EA Studios boss Patrick Soderlund said there are around 30-40 people working at Frostbite Labs right now. The people working on the team are "highly specialized" and "highly talented," he explained. They are working on "longer-term" projects that could one day have a "profound" impact on EA and in the industry. These projects could be considered "out there" and not so easy to wrap your head around, he said.
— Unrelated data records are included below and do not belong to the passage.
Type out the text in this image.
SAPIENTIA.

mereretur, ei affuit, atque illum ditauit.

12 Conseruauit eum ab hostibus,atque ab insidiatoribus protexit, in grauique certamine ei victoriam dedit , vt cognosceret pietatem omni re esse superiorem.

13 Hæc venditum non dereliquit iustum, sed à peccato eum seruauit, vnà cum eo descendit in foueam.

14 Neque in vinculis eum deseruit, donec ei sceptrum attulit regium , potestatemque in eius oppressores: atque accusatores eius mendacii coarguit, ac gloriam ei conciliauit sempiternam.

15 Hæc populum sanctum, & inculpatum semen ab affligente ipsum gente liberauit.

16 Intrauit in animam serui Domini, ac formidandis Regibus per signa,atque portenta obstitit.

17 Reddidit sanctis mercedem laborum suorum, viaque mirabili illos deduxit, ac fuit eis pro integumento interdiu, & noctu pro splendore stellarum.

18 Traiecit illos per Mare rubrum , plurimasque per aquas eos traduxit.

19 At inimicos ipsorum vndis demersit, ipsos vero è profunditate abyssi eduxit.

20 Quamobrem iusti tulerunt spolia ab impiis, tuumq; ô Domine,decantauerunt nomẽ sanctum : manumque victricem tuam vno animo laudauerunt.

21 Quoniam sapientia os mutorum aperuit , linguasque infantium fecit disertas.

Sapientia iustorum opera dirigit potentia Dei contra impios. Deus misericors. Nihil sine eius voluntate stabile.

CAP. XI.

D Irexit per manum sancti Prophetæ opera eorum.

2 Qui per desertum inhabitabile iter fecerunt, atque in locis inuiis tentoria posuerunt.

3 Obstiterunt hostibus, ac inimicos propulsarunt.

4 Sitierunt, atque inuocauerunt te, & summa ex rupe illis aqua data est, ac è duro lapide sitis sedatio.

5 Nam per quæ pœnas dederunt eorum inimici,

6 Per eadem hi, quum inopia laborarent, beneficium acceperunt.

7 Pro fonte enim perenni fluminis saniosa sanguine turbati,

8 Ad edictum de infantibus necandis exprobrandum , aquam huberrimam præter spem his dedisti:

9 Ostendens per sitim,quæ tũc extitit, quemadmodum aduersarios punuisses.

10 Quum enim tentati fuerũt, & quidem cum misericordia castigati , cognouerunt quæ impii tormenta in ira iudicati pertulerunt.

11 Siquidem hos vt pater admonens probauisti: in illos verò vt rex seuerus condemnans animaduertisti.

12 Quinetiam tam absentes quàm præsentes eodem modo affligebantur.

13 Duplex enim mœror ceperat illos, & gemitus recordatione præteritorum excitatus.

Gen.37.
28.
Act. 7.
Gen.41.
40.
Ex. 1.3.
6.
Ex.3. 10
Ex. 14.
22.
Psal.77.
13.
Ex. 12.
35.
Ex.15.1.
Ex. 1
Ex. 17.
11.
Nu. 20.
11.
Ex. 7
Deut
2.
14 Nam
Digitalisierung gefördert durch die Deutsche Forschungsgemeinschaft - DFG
One area that Frostbite Labs is looking at is creating "virtual humans" for virtual reality devices. Soderlund said that if virtual reality takes off the way in which some believe it will, it will be important that EA can create highly believable character models. "How you're seen as a virtual human in that world is something we need to solve for," he explained.

Frostbite Labs is also pushing ahead on efforts in the deep learning space. What this may mean for EA in the long run is that a future version of the Frostbite Engine could allow a developer to input something like a season or time of day, and then the engine would produce a basic concept of a map, without a conceptual designer. This would, in theory, give developers more time to think about and work on iterating on actual gameplay elements.

"Now, we will never get to the point where the level is just taken from there, put into a game, and shipped. That won't happen," he explained. "But, if we can get a base set of levels created that the artists and levels can then go in and alter, imagine just much time we've won and how much more time we can spend on iterating on the game instead of actually making the game. In a sense, it should drive economy of scale and should also drive a better product."

Speaking broadly about innovation at EA, Soderlund said, "Innovation is not something you have to ask permission to do. This is something that has to be in our DNA. It's something that should be ingrained in the culture of the company."

He also joked that EA does not have an "innovation squad" that runs around to the company's offices and injects new ideas. "This happens at a team level, it happens at a tech level, [and it] actually happens even at an executive level," he said about EA's attitude towards innovation.

"I am a big believer in the need to constantly push and constantly innovate and try to be better," Soderlund said. "We need to dare to look into the future and dare to go deep into the crazy corners of technology. It's our responsibility as a company, it's something I'm passionate about, and it's something I think we have the right people to do."